L’importanza del Massive Transformative Purpose

Il Massive Transformative Purpose (MTP) sta diventando sempre più rilevante per le organizzazioni, offrendo numerosi vantaggi. Rappresenta una guida strategica perché fornisce una visione audace che ispira dipendenti, clienti e altre parti interessate, accompagnando così l’azienda verso un significato più profondo. È un fattore determinante nell’attrazione dei talenti: richiama individui motivati, desiderosi di contribuire a cause significative. Si impone come un elemento di differenziazione nel mercato, permettendo alle organizzazioni di distinguersi dalla concorrenza e consentendo di creare legami più profondi con i clienti. Un Massive Transformative Purpose favorisce resilienza e flessibilità, offrendo una guida chiara anche nei momenti di incertezza. È essenziale come elemento di ispirazione e coinvolgimento: i dipendenti che si identificano con l’MTP diventano ambasciatori della causa, aumentando la loro motivazione.

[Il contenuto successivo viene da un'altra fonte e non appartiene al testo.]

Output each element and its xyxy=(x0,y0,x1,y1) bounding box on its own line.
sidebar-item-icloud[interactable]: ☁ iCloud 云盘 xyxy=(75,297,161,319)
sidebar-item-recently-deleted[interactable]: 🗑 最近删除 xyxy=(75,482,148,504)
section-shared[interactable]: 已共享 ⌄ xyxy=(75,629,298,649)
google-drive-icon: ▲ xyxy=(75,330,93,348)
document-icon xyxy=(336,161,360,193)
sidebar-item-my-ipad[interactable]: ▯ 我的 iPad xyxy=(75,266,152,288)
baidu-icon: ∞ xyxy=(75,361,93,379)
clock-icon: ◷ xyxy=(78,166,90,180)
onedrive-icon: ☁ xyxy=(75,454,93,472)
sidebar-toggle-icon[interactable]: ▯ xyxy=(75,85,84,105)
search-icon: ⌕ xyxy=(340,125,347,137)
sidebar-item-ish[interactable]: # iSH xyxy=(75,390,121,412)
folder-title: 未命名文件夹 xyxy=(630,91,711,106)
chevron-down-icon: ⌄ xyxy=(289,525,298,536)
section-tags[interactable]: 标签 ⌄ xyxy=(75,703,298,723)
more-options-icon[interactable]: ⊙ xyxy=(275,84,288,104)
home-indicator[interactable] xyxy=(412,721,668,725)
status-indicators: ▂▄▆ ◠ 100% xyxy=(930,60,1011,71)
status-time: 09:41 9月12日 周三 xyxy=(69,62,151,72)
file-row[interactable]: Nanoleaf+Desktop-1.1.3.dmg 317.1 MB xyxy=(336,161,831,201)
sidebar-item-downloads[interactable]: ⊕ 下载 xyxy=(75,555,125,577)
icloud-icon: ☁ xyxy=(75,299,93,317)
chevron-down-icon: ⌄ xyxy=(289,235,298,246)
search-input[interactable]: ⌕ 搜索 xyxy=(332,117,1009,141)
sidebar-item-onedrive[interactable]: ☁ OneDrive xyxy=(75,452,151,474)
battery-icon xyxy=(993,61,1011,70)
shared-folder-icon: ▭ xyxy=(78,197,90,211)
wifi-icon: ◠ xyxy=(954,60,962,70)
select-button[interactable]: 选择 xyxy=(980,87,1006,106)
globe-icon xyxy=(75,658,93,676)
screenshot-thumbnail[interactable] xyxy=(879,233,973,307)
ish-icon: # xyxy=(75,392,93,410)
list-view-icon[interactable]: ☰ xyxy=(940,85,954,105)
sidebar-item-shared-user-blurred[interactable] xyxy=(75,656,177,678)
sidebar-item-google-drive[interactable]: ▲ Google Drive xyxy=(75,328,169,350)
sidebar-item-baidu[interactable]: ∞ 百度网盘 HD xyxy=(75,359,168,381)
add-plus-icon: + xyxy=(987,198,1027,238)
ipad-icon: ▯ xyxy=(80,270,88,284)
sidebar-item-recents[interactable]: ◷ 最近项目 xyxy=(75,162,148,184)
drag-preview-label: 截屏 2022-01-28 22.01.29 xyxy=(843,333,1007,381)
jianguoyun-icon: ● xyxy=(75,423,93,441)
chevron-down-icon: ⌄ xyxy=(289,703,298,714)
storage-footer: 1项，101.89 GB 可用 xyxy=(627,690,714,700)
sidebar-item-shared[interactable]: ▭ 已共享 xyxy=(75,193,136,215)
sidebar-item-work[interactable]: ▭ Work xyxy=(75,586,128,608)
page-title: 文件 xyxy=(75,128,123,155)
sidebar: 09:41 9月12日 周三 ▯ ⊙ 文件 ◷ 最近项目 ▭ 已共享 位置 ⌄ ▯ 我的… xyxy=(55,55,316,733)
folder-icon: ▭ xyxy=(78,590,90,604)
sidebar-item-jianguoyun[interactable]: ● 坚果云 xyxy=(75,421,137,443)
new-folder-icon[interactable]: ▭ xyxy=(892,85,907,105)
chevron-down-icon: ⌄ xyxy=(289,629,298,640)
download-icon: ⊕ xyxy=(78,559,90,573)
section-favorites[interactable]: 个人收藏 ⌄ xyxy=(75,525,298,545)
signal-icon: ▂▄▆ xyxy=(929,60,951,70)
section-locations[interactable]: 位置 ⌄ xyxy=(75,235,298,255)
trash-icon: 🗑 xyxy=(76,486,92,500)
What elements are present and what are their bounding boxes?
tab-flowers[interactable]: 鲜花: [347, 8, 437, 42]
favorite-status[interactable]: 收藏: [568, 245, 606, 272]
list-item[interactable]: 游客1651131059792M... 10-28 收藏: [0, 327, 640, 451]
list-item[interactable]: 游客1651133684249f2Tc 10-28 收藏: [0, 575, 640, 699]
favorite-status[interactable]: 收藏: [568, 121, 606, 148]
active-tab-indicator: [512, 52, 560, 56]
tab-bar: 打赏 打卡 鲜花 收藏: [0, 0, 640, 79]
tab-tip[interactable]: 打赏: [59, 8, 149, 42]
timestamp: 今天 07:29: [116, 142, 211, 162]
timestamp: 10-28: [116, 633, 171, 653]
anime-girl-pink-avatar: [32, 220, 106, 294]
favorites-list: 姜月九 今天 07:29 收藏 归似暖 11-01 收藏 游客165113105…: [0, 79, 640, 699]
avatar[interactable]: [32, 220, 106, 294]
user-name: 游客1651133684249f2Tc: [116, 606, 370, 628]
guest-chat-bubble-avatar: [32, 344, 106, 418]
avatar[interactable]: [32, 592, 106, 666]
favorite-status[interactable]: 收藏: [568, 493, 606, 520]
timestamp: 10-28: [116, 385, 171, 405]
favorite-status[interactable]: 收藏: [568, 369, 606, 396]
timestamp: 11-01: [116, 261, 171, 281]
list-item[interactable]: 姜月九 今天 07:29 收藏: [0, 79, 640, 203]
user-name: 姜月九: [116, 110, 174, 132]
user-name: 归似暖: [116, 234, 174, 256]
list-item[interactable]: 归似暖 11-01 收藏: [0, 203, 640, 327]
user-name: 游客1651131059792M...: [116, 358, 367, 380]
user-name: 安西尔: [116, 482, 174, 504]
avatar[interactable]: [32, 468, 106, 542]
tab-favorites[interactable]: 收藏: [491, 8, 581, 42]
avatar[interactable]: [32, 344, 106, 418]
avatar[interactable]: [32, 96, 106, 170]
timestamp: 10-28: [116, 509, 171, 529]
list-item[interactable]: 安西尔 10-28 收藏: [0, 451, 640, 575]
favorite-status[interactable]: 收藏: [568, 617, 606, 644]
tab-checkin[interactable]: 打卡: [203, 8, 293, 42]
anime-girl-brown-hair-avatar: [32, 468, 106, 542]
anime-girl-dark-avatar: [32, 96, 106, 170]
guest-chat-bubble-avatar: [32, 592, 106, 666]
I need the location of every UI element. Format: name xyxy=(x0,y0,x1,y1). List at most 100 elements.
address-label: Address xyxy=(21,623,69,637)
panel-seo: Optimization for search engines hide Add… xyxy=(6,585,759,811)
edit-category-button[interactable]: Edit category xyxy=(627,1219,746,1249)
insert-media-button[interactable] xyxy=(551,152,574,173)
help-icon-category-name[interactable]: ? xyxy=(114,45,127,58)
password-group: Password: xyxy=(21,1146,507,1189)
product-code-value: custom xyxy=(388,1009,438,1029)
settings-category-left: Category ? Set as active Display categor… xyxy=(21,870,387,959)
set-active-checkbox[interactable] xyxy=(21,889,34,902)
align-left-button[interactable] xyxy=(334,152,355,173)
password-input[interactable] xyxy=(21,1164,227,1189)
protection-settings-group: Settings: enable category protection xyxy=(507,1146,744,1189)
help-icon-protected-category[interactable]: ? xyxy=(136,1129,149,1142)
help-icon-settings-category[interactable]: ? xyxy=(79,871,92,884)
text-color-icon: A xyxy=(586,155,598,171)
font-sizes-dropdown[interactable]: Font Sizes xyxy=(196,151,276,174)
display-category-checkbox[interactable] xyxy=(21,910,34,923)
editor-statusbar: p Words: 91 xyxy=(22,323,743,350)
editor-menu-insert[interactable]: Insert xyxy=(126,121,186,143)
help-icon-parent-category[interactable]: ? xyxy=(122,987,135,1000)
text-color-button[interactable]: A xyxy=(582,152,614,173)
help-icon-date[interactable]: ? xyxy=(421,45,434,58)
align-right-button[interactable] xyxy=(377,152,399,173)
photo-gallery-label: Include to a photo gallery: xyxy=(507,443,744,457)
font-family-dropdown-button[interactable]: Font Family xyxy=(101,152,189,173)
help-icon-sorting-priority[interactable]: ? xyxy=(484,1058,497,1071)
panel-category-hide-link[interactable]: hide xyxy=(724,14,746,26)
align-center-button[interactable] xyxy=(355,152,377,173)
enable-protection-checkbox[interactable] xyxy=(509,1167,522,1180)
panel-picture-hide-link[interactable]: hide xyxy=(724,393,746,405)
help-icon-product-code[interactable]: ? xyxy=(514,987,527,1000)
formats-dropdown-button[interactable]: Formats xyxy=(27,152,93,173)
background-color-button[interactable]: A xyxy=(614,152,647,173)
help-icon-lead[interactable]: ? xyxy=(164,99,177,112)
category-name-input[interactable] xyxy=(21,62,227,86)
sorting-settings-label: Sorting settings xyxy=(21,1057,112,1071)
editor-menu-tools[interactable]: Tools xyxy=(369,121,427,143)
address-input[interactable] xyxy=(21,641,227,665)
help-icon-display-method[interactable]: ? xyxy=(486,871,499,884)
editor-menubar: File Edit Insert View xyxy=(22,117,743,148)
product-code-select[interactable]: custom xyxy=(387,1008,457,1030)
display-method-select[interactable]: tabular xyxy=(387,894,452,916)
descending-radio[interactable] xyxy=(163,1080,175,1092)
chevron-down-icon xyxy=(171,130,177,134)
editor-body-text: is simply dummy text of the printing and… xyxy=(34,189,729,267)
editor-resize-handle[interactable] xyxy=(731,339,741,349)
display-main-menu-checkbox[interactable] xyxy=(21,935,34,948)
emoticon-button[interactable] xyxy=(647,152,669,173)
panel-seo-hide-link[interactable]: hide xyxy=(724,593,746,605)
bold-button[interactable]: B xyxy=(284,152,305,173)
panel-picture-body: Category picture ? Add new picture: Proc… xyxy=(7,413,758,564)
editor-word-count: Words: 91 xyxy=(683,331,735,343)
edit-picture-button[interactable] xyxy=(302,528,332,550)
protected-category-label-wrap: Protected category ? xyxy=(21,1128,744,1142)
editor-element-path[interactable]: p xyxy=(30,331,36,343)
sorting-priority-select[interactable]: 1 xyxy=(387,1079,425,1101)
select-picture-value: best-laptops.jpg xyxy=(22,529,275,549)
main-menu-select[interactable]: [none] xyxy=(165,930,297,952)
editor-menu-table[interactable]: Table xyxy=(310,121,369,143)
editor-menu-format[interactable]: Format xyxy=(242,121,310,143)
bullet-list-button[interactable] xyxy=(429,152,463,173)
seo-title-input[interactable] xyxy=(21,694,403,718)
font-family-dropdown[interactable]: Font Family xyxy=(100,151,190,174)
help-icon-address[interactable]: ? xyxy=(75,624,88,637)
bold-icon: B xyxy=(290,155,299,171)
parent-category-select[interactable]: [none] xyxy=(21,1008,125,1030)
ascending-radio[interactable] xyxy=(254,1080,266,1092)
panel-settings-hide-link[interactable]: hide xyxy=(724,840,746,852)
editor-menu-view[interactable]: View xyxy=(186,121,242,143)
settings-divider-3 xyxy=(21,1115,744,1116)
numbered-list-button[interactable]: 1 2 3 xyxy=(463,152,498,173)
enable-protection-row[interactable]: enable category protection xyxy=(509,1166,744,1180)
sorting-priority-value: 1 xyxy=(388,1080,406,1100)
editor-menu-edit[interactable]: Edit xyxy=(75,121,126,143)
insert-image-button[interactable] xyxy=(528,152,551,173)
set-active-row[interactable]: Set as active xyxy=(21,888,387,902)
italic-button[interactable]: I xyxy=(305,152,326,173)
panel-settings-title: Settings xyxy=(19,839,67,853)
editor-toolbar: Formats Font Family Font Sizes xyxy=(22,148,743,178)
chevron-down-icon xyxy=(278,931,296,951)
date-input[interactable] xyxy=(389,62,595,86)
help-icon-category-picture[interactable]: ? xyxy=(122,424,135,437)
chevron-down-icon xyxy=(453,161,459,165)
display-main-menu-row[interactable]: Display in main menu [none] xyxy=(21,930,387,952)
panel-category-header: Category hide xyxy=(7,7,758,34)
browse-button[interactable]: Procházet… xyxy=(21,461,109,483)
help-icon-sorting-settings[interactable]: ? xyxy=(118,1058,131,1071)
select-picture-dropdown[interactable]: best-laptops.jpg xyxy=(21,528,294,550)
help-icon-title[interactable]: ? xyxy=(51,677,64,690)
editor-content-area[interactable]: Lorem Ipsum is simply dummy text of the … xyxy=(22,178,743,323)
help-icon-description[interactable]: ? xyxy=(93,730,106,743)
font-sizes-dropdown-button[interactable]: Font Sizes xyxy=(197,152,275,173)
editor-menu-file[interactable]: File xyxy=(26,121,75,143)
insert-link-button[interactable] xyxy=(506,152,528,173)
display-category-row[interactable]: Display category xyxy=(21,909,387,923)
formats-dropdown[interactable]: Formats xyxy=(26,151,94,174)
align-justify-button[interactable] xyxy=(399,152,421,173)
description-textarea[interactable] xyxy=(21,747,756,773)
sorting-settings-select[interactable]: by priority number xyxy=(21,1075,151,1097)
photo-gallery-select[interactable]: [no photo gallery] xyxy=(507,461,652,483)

Questo è solo l’inizio. Un buon MTP non è sufficiente da solo. È essenziale coinvolgere attivamente i manager nel trasformare questo scopo in azione concreta all’interno dei loro team.

La sfida per i manager: dal purpose (MTP) al senso e significato del lavoro

È giunto il momento di una trasformazione radicale all’interno dell’organizzazione: è fondamentale insufflare lo spirito del purpose in ogni singola parte della struttura, a ogni livello e in ogni reparto. Questo cambio d’approccio non può limitarsi agli strati alti ma deve permeare soprattutto le linee operative e periferiche, dove si gioca la partita fondamentale della purpose driven organization.

Anche un ottimo MTP, quel sogno che dovrebbe guidare le azioni di tutti all’interno dell’organizzazione, da solo non rappresenta un miracolo. Occorre spostarsi dalle aspirazioni del purpose generale per creare, internamente all’organizzazione, dentro ogni gruppo di lavoro, un clima culturale che abbracci e coinvolga attivamente i membri intorno a quel sogno, altrimenti ci si troverà “solo” con un efficace slogan di marketing. Questa responsabilità ricade direttamente sulle spalle dei manager ai quali compete creare alleanze salde intorno alla dimensione dei “perché”.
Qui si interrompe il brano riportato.